We instead focused to our left, from where we could hear regular screams of jubilation as bungee jumpers threw themselves off the sky-high platform overlooking one of the greatest sights in the world.
The sunset Nile cruise was everything you imagine. An experience where you could practically hear David Attenborough describe the fascinating range of squawking, multi coloured birds that inhabited all the trees lining the river. Mini mangroves acted as giant speakers, as we sailed past their choir of crickets chirping and wildlife anthems. A variety of exotic water birds, akin to skinny meerkats, dipped their necks in and out of the river, surrounding our boat as if giving us nature's most beautiful escort along the Nile. Randomly scattered troupes of monkeys scurried around in the trees as we filmed them.

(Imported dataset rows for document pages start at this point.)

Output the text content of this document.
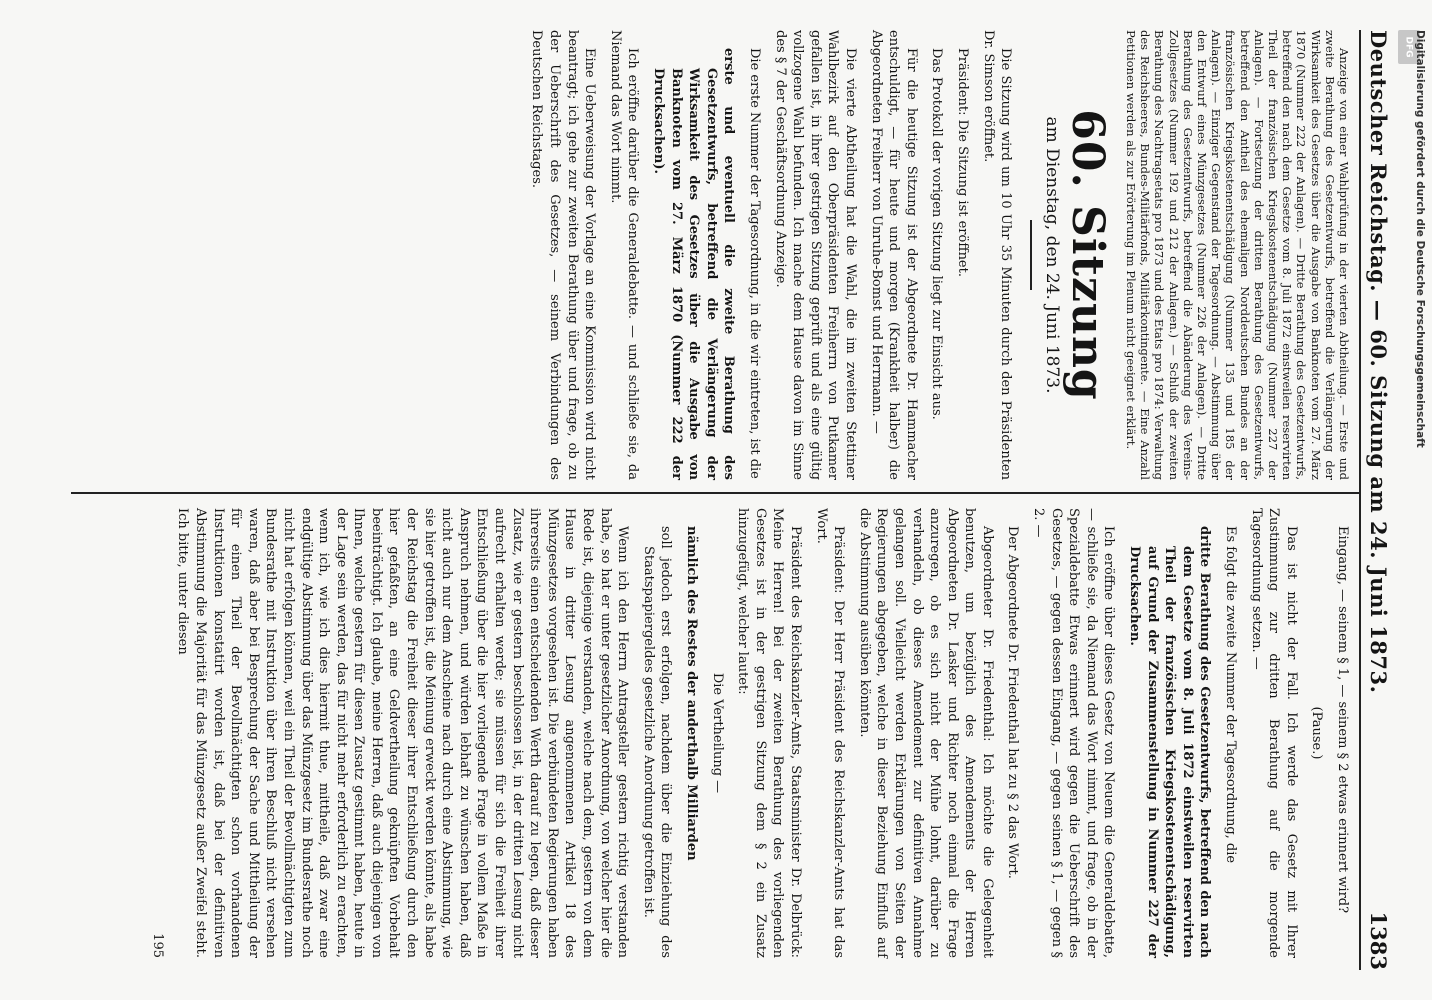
Deutscher Reichstag. — 60. Sitzung am 24. Juni 1873.
1383

Anzeige von einer Wahlprüfung in der vierten Abtheilung. — Erste und zweite Berathung des Gesetzentwurfs, betreffend die Verlängerung der Wirksamkeit des Gesetzes über die Ausgabe von Banknoten vom 27. März 1870 (Nummer 222 der Anlagen). — Dritte Berathung des Gesetzentwurfs, betreffend den nach dem Gesetze vom 8. Juli 1872 einstweilen reservirten Theil der französischen Kriegskostenentschädigung (Nummer 227 der Anlagen). — Fortsetzung der dritten Berathung des Gesetzentwurfs, betreffend den Antheil des ehemaligen Norddeutschen Bundes an der französischen Kriegskostenentschädigung (Nummer 135 und 185 der Anlagen). — Einziger Gegenstand der Tagesordnung. — Abstimmung über den Entwurf eines Münzgesetzes (Nummer 226 der Anlagen). — Dritte Berathung des Gesetzentwurfs, betreffend die Abänderung des Vereins-Zollgesetzes (Nummer 192 und 212 der Anlagen.) — Schluß der zweiten Berathung des Nachtragsetats pro 1873 und des Etats pro 1874: Verwaltung des Reichsheeres, Bundes-Militärfonds, Militärkontingente. — Eine Anzahl Petitionen werden als zur Erörterung im Plenum nicht geeignet erklärt.

60. Sitzung
am Dienstag, den 24. Juni 1873.

Die Sitzung wird um 10 Uhr 35 Minuten durch den Präsidenten Dr. Simson eröffnet.

Präsident: Die Sitzung ist eröffnet.

Das Protokoll der vorigen Sitzung liegt zur Einsicht aus.

Für die heutige Sitzung ist der Abgeordnete Dr. Hammacher entschuldigt, — für heute und morgen (Krankheit halber) die Abgeordneten Freiherr von Unruhe-Bomst und Herrmann. —

Die vierte Abtheilung hat die Wahl, die im zweiten Stettiner Wahlbezirk auf den Oberpräsidenten Freiherrn von Putkamer gefallen ist, in ihrer gestrigen Sitzung geprüft und als eine gültig vollzogene Wahl befunden. Ich mache dem Hause davon im Sinne des § 7 der Geschäftsordnung Anzeige.

Die erste Nummer der Tagesordnung, in die wir eintreten, ist die

erste und eventuell die zweite Berathung des Gesetzentwurfs, betreffend die Verlängerung der Wirksamkeit des Gesetzes über die Ausgabe von Banknoten vom 27. März 1870 (Nummer 222 der Drucksachen).

Ich eröffne darüber die Generaldebatte. — und schließe sie, da Niemand das Wort nimmt.

Eine Ueberweisung der Vorlage an eine Kommission wird nicht beantragt; ich gehe zur zweiten Berathung über und frage, ob zu der Ueberschrift des Gesetzes, — seinem Verbindungen des Deutschen Reichstages.

Eingang, — seinem § 1, — seinem § 2 etwas erinnert wird?

(Pause.)

Das ist nicht der Fall. Ich werde das Gesetz mit Ihrer Zustimmung zur dritten Berathung auf die morgende Tagesordnung setzen. —

Es folgt die zweite Nummer der Tagesordnung, die

dritte Berathung des Gesetzentwurfs, betreffend den nach dem Gesetze vom 8. Juli 1872 einstweilen reservirten Theil der französischen Kriegskostenentschädigung, auf Grund der Zusammenstellung in Nummer 227 der Drucksachen.

Ich eröffne über dieses Gesetz von Neuem die Generaldebatte, — schließe sie, da Niemand das Wort nimmt, und frage, ob in der Spezialdebatte Etwas erinnert wird gegen die Ueberschrift des Gesetzes, — gegen dessen Eingang, — gegen seinen § 1, — gegen § 2. —

Der Abgeordnete Dr. Friedenthal hat zu § 2 das Wort.

Abgeordneter Dr. Friedenthal: Ich möchte die Gelegenheit benutzen, um bezüglich des Amendements der Herren Abgeordneten Dr. Lasker und Richter noch einmal die Frage anzuregen, ob es sich nicht der Mühe lohnt, darüber zu verhandeln, ob dieses Amendement zur definitiven Annahme gelangen soll. Vielleicht werden Erklärungen von Seiten der Regierungen abgegeben, welche in dieser Beziehung Einfluß auf die Abstimmung ausüben könnten.

Präsident: Der Herr Präsident des Reichskanzler-Amts hat das Wort.

Präsident des Reichskanzler-Amts, Staatsminister Dr. Delbrück: Meine Herren! Bei der zweiten Berathung des vorliegenden Gesetzes ist in der gestrigen Sitzung dem § 2 ein Zusatz hinzugefügt, welcher lautet:

Die Vertheilung —

nämlich des Restes der anderthalb Milliarden

soll jedoch erst erfolgen, nachdem über die Einziehung des Staatspapiergeldes gesetzliche Anordnung getroffen ist.

Wenn ich den Herrn Antragsteller gestern richtig verstanden habe, so hat er unter gesetzlicher Anordnung, von welcher hier die Rede ist, diejenige verstanden, welche nach dem, gestern von dem Hause in dritter Lesung angenommenen Artikel 18 des Münzgesetzes vorgesehen ist. Die verbündeten Regierungen haben ihrerseits einen entscheidenden Werth darauf zu legen, daß dieser Zusatz, wie er gestern beschlossen ist, in der dritten Lesung nicht aufrecht erhalten werde; sie müssen für sich die Freiheit ihrer Entschließung über die hier vorliegende Frage in vollem Maße in Anspruch nehmen, und würden lebhaft zu wünschen haben, daß nicht auch nur dem Anscheine nach durch eine Abstimmung, wie sie hier getroffen ist, die Meinung erweckt werden könnte, als habe der Reichstag die Freiheit dieser ihrer Entschließung durch den hier gefaßten, an eine Geldvertheilung geknüpften Vorbehalt beeinträchtigt. Ich glaube, meine Herren, daß auch diejenigen von Ihnen, welche gestern für diesen Zusatz gestimmt haben, heute in der Lage sein werden, das für nicht mehr erforderlich zu erachten, wenn ich, wie ich dies hiermit thue, mittheile, daß zwar eine endgültige Abstimmung über das Münzgesetz im Bundesrathe noch nicht hat erfolgen können, weil ein Theil der Bevollmächtigten zum Bundesrathe mit Instruktion über ihren Beschluß nicht versehen waren, daß aber bei Besprechung der Sache und Mittheilung der für einen Theil der Bevollmächtigten schon vorhandenen Instruktionen konstatirt worden ist, daß bei der definitiven Abstimmung die Majorität für das Münzgesetz außer Zweifel steht. Ich bitte, unter diesen

195

DFG Digitalisierung gefördert durch die Deutsche Forschungsgemeinschaft
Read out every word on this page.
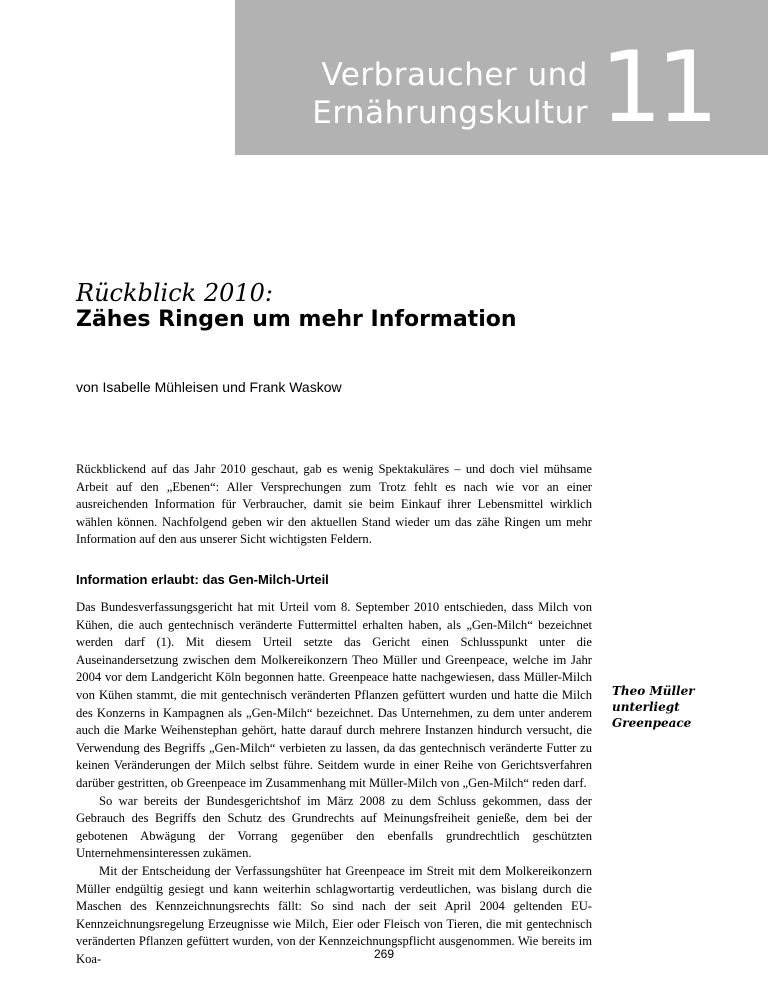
Verbraucher und
Ernährungskultur 11
Rückblick 2010:
Zähes Ringen um mehr Information
von Isabelle Mühleisen und Frank Waskow
Rückblickend auf das Jahr 2010 geschaut, gab es wenig Spektakuläres – und doch viel mühsame Arbeit auf den „Ebenen“: Aller Versprechungen zum Trotz fehlt es nach wie vor an einer ausreichenden Information für Verbraucher, damit sie beim Einkauf ihrer Lebensmittel wirklich wählen können. Nachfolgend geben wir den aktuellen Stand wieder um das zähe Ringen um mehr Information auf den aus unserer Sicht wichtigsten Feldern.
Information erlaubt: das Gen-Milch-Urteil

Das Bundesverfassungsgericht hat mit Urteil vom 8. September 2010 entschieden, dass Milch von Kühen, die auch gentechnisch veränderte Futtermittel erhalten haben, als „Gen-Milch“ bezeichnet werden darf (1). Mit diesem Urteil setzte das Gericht einen Schlusspunkt unter die Auseinandersetzung zwischen dem Molkereikonzern Theo Müller und Greenpeace, welche im Jahr 2004 vor dem Landgericht Köln begonnen hatte. Greenpeace hatte nachgewiesen, dass Müller-Milch von Kühen stammt, die mit gentechnisch veränderten Pflanzen gefüttert wurden und hatte die Milch des Konzerns in Kampagnen als „Gen-Milch“ bezeichnet. Das Unternehmen, zu dem unter anderem auch die Marke Weihenstephan gehört, hatte darauf durch mehrere Instanzen hindurch versucht, die Verwendung des Begriffs „Gen-Milch“ verbieten zu lassen, da das gentechnisch veränderte Futter zu keinen Veränderungen der Milch selbst führe. Seitdem wurde in einer Reihe von Gerichtsverfahren darüber gestritten, ob Greenpeace im Zusammenhang mit Müller-Milch von „Gen-Milch“ reden darf.

So war bereits der Bundesgerichtshof im März 2008 zu dem Schluss gekommen, dass der Gebrauch des Begriffs den Schutz des Grundrechts auf Meinungsfreiheit genieße, dem bei der gebotenen Abwägung der Vorrang gegenüber den ebenfalls grundrechtlich geschützten Unternehmensinteressen zukämen.

Mit der Entscheidung der Verfassungshüter hat Greenpeace im Streit mit dem Molkereikonzern Müller endgültig gesiegt und kann weiterhin schlagwortartig verdeutlichen, was bislang durch die Maschen des Kennzeichnungsrechts fällt: So sind nach der seit April 2004 geltenden EU-Kennzeichnungsregelung Erzeugnisse wie Milch, Eier oder Fleisch von Tieren, die mit gentechnisch veränderten Pflanzen gefüttert wurden, von der Kennzeichnungspflicht ausgenommen. Wie bereits im Koa-

Theo Müller
unterliegt
Greenpeace
269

Suddenly, we spotted; slap bang in the centre of the river Nile- a store. Not bankside but dead in the centre of the fast flowing water! A craft store that sold tourist knick-knacks. Jumping out of our boat to explore, we found Uganda football shirts, wooden crafts, sentimental tourist gifts and more. Proof that you can shop anywhere these days!
En route back home to Kampala, a local suggested we stop off at the Mabira Rainforest Lodge, off the main highway between Kampala and Jinja. He had described it as a dwelling like a village in the forest. Not expecting much, we peered with trepidation into the dark night, as our van took us deeper into a dark, quiet, wild forest. Suddenly, once again, we were surprised to find a grand surprise!. A huge, colonial style, tree house hotel -restaurant -bar, which was quiet, tranquil and akin to an oasis in the centre of wilderness. The formal waitress served us from an adventurous menu. We didn't want to spoil the reputation of the safe, boing Brit, so tried the cream of beetroot soup and pots of spiced tea, as we talked late into the night. As the whole venue is open air it's very easy to watch the endless parade of butterflies, birds, monkeys pass by. The forest itself is gorgeous: lush and dense and packed with all of the creatures you'd want to see. A magical end to a magical day.
The next day we checked out the hotel facilities at the very opulent Serena Kampala. After a tour that showed us just why this hotel is said to be the best in the city, (with its bar that stays open until the last guest is ready to leave, U shaped bedroom suites, a pool that's straight out of a tropical holiday brochure and the biggest and best gym/dance studio ever seen in any hotel globally), we fancied a deep tissue massage.
The spa is a lush Moroccan themed oasis that's tranquil and up to date with the latest treatments, which are sold, at extremely reasonable rates. Each spa room is named after a flower like lavender, lilac, mimosa, rose. I was led to my private room aptly named jasmine. My masseuse Hanifa, really had the strongest most inquisitive hands I'd ever experienced. The heated pillow was out of this world too. Every single muscle in my body was given its due and proper attention leaving me a blissful, jellylike splodge on the heated massage table at the end.
The brunch was as decadent as its surroundings with fresh cuts of lamb, fish, beef, a turkey roast and the most delicately, tender spiced minute steak. Whilst our taste buds were kept happy with the feast like spread, our aural senses were treated to an in-house band, which performed soothing African covers and made the whole experience just perfect. Guests seemed a mix of high-end families, movers and shakers as well as businessmen and loved up couples. The classic location for a vacation or business!
For now, Uganda remains a best-kept secret for western vacationers. But I predict, not for much longer!